A loan of money is not invalid merely because it is oral, but proof may be affected by evidentiary rules, receipts, admissions, bank records, checks, and the conduct of the parties. The stipulation for interest is different: it must be in writing to be enforceable as conventional interest.

Delivery may be actual or constructive. Actual delivery occurs when money or goods physically pass to the borrower. Constructive delivery may occur through crediting to an account, issuance and acceptance of negotiable instruments, setoff by agreement, or other acts that place the value under the borrower's control, provided the facts show that the lender has parted with ownership and the borrower may use the fund or thing as his own.

Related Characterizations

A transaction is characterized by its substance, not by the label chosen by the parties. If the identical thing must be returned after temporary use, the contract is in the nature of commodatum, unless compensation for use makes it lease. If the equivalent must be returned because the thing is to be consumed or disposed of, the transaction is mutuum. If ownership is transferred for a price, the transaction is sale rather than loan.
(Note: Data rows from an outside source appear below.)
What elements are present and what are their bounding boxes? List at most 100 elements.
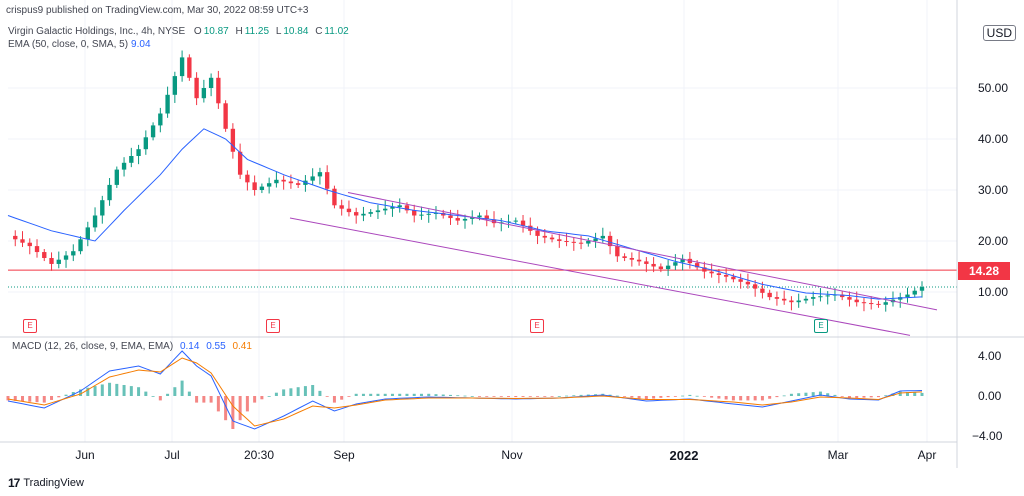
time-tick: 20:30	[243, 448, 275, 462]
candle-body	[528, 225, 533, 231]
candle-body	[781, 298, 787, 301]
candle-body	[557, 239, 562, 241]
candle-body	[615, 246, 620, 257]
macd-histogram-bar	[57, 396, 61, 398]
candle-body	[854, 299, 859, 303]
macd-histogram-bar	[340, 396, 344, 400]
candle-body	[259, 186, 265, 190]
candle-body	[332, 188, 337, 206]
macd-value-1: 0.14	[179, 341, 200, 352]
macd-histogram-bar	[913, 392, 917, 396]
macd-histogram-bar	[21, 396, 25, 402]
macd-histogram-bar	[224, 396, 228, 421]
candle-body	[694, 263, 700, 268]
macd-histogram-bar	[412, 393, 416, 396]
macd-signal-line	[7, 357, 923, 427]
candle-body	[361, 213, 366, 216]
footer-text: TradingView	[23, 477, 84, 489]
macd-value-3: 0.41	[232, 341, 252, 352]
candle-body	[883, 302, 888, 305]
macd-histogram-bar	[833, 394, 837, 396]
ema-legend-label[interactable]: EMA (50, close, 0, SMA, 5)	[8, 39, 129, 50]
footer: 17 TradingView	[8, 476, 84, 490]
macd-histogram-bar	[478, 396, 482, 397]
candle-body	[412, 210, 417, 216]
macd-histogram-bar	[557, 396, 561, 397]
candle-body	[869, 303, 874, 305]
candle-body	[564, 241, 569, 242]
candle-body	[390, 207, 395, 209]
earnings-marker-icon[interactable]: E	[530, 319, 544, 333]
candle-body	[136, 149, 141, 156]
candle-body	[716, 273, 722, 275]
earnings-marker-icon[interactable]: E	[814, 319, 828, 333]
macd-histogram-bar	[782, 395, 786, 397]
currency-badge[interactable]: USD	[982, 25, 1016, 41]
macd-histogram-bar	[231, 396, 235, 429]
candle-body	[825, 295, 830, 297]
candle-body	[100, 200, 105, 216]
candle-body	[520, 220, 526, 226]
earnings-marker-icon[interactable]: E	[266, 319, 280, 333]
open-value: 10.87	[203, 26, 229, 37]
price-level-tag[interactable]: 14.28	[958, 262, 1010, 280]
candle-body	[295, 183, 301, 185]
macd-histogram-bar	[390, 393, 394, 396]
macd-histogram-bar	[151, 396, 155, 397]
macd-histogram-bar	[855, 396, 859, 398]
macd-histogram-bar	[528, 396, 532, 397]
candle-body	[876, 303, 881, 305]
candle-body	[665, 265, 671, 270]
macd-value-2: 0.55	[206, 341, 226, 352]
macd-histogram-bar	[586, 394, 590, 396]
candle-body	[317, 172, 323, 177]
low-label: L	[275, 26, 282, 37]
candle-body	[847, 297, 852, 300]
symbol-label[interactable]: Virgin Galactic Holdings, Inc., 4h, NYSE	[8, 26, 186, 37]
earnings-marker-icon[interactable]: E	[23, 319, 37, 333]
macd-histogram-bar	[274, 392, 278, 396]
macd-histogram-bar	[724, 396, 728, 400]
low-value: 10.84	[283, 26, 309, 37]
candle-body	[27, 242, 32, 247]
macd-histogram-bar	[245, 396, 249, 412]
candle-body	[919, 286, 925, 291]
macd-histogram-bar	[158, 396, 162, 401]
macd-histogram-bar	[282, 389, 286, 396]
candle-body	[658, 266, 664, 270]
macd-legend-label[interactable]: MACD (12, 26, close, 9, EMA, EMA)	[12, 341, 174, 352]
candle-body	[237, 151, 243, 175]
macd-histogram-bar	[666, 396, 670, 398]
macd-histogram-bar	[876, 396, 880, 398]
macd-histogram-bar	[202, 396, 206, 403]
chart-grid	[8, 0, 957, 442]
candle-body	[85, 227, 90, 240]
candle-body	[245, 174, 250, 183]
macd-histogram-bar	[448, 394, 452, 396]
candle-body	[622, 256, 627, 258]
candle-body	[767, 292, 772, 298]
candle-body	[42, 252, 47, 258]
macd-histogram-bar	[122, 385, 126, 396]
candle-body	[484, 215, 489, 220]
macd-histogram-bar	[920, 392, 924, 396]
time-tick: Jul	[164, 448, 180, 462]
time-tick: 2022	[669, 448, 699, 463]
candle-body	[803, 298, 809, 301]
candle-body	[470, 217, 475, 219]
macd-histogram-bar	[180, 380, 184, 396]
candle-body	[208, 77, 214, 88]
macd-histogram-bar	[884, 395, 888, 397]
macd-histogram-bar	[318, 390, 322, 396]
macd-histogram-bar	[485, 396, 489, 397]
macd-histogram-bar	[739, 396, 743, 401]
candle-body	[34, 246, 40, 253]
macd-histogram-bar	[144, 391, 148, 396]
candle-body	[114, 169, 119, 185]
candle-body	[462, 218, 468, 221]
candle-body	[513, 220, 518, 222]
candle-body	[419, 214, 424, 216]
time-tick: Apr	[917, 448, 937, 462]
main-legend: Virgin Galactic Holdings, Inc., 4h, NYSE…	[8, 25, 349, 51]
A bank deposit is commonly treated as a simple loan in the sense that the bank acquires ownership of the money deposited and becomes bound to pay the depositor according to the account terms. The depositor does not retain ownership over the specific bills or coins delivered, but holds a credit against the bank.

A loan secured by pledge, mortgage, guaranty, suretyship, or other accessory undertaking remains a mutuum as to the principal credit. The security does not change the nature of the loan; it merely creates additional rights to assure payment. Conversely, the invalidity or reduction of an excessive interest or penalty stipulation does not necessarily extinguish the principal loan, which remains demandable if validly constituted.

Doctrinal Synthesis

Commodatum protects ownership by requiring return of the identical thing and by limiting the bailee to the agreed use. Its rules are strict because the bailee receives a gratuitous benefit and the bailor retains title. Mutuum protects credit by requiring payment of an equivalent after ownership passes to the borrower. Its rules focus on the amount due, the validity of interest, the time of payment, and the consequences of default.

The central inquiry is therefore whether the borrower must return the same thing or only an equivalent. Return of the same thing points to commodatum; return of an equivalent points to mutuum. From that classification follow the rules on ownership, risk, expenses, interest, demandability, and remedies.